# PROFUSE and NEW Blooms -



## Redfoot NERD (Jun 30, 2010)

The blooming has begun! 

Keep in mind these plants are ONLY 2-4 years old:

Violet Satin -







Double Purple -






And the all time beauty White Chiffon ( there are at least 5 of these bushes exploding for the 4TH!!! -











And these incredible.. Pure White DOUBLE with Red-Heart! -











Blue-SATIN is looking good too.. will get them tomorrow.

Terry K


----------



## terryo (Jun 30, 2010)

Your first picture...those are the one's that I have. I only have one deep pink double, but it hasn't flowered yet. There are literally hundreds of little sprouts growing in my yard now from fallen seeds. Pio loves these tender little sprouts. Oh yeah, beautiful pictures...but you know that.


----------



## Redfoot NERD (Jun 30, 2010)

Thank you TerryO!

The Violet Satin ( from "Proven Winners" nursery in SC ) are deeper 'pink' than most I've seen in the Lowe's and Home Depot.. the pic above was taken in the morning while facing the sun which 'bleaches' out the colors on the pic! I was showing the PROFUSE numbers of blooms instead of the colors! [ always have the sun to your back for best-colors pics ] Hopefully yours are from this stock which has 'closer-knit' petals and a 'crepe' texture on the outer edges of the petals -






I'm anxious to see your 'deep-pink' double. I have of course the pale pink double with the pale red-heart. And I really like the new "white" double with the redheart. And I'm waiting for the single white with redhearts to bloom in a couple of weeks.. or tomorrow - whichever comes first!

Terry K


----------



## jackrat (Jun 30, 2010)

Simply beautiful,Terry.


----------



## Scooter (Jun 30, 2010)

Absolutely beautiful! I have never seen such beautiful blooms! Do you special order them?


----------



## Redfoot NERD (Jun 30, 2010)

Not really Scooter.

Look for the "Proven Winner" white container -






And this tag -






They produce the White Chiffon, Bue Satin and of course the Violet Satin among others in the Rose of Sharon line. I found them at Ace Hardware, Home Depot, Lowe's and a few private nurseries! I'll have seeds this fall.. which I'm going to 'sprout.

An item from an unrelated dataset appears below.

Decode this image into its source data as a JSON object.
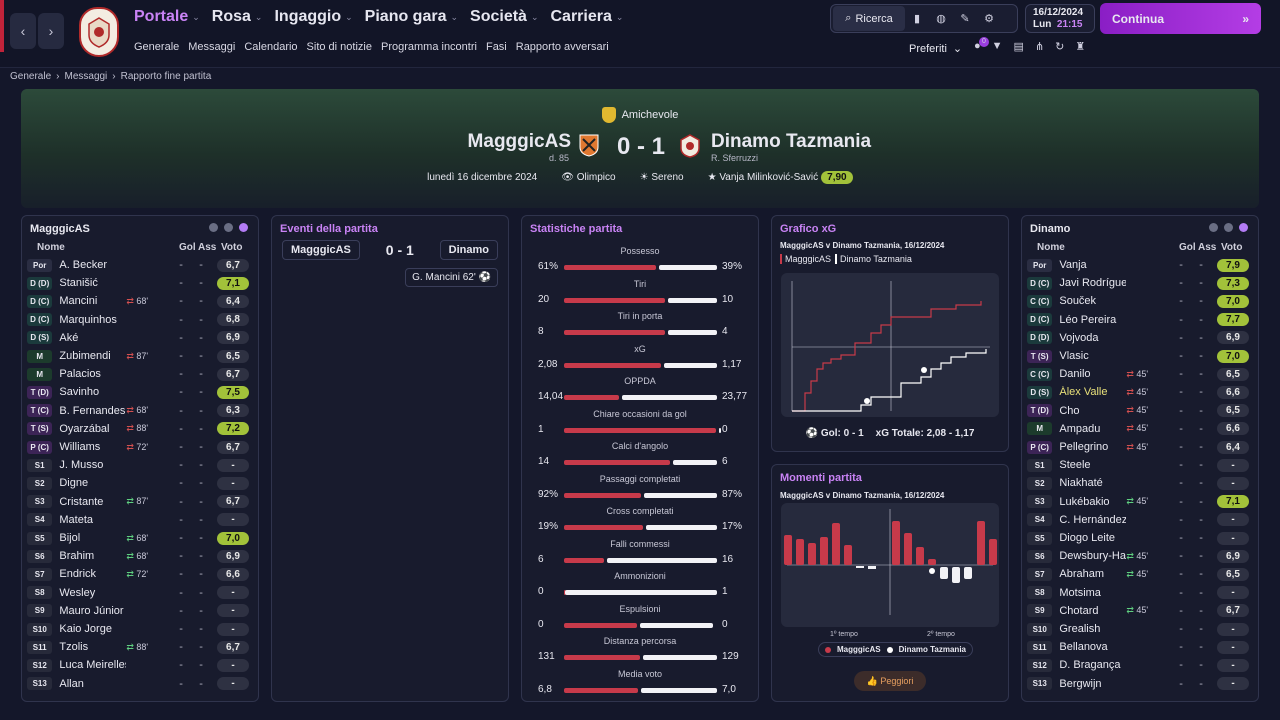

Anybody can take a few good pics when you have beautiful subjects.

Our back-yard tortoise pen is really becoming a 'world of color'..... imagine in a couple of weeks!

Right -





Left -





On line here.. http://www.stargazerperennialscatalog.com/SHRUBS_c11.htm

Locate near you.. http://www.provenwinners.com/findaretailer/

Now you can have these in your yard!!!

NERD


----------



## Scooter (Jul 1, 2010)

Thanks Terry! I will start looking for them. Do you pollinate them yourself to get seeds? I have tried this but the blooms always fall/break off before seeds form. Any tips for me?


----------



## Redfoot NERD (Jul 1, 2010)

Charlotte "Rose of Sharon" [ not tropicals ] bloom until it acts like a frost is coming and then the 'buds' just become seed-pods. Don't have to do anything.. just let them 'dry' on the stem, open them up and you have seeds!

Terry K


----------



## terryo (Jul 1, 2010)

I usually try to pick a lot of the seeds to give away, but every Spring I find so many new sprouts. I'll have to take a picture, because you can't believe how many there are. My tort loves these little sprouts. I just put him in the garden, and he will eat loads of them.


----------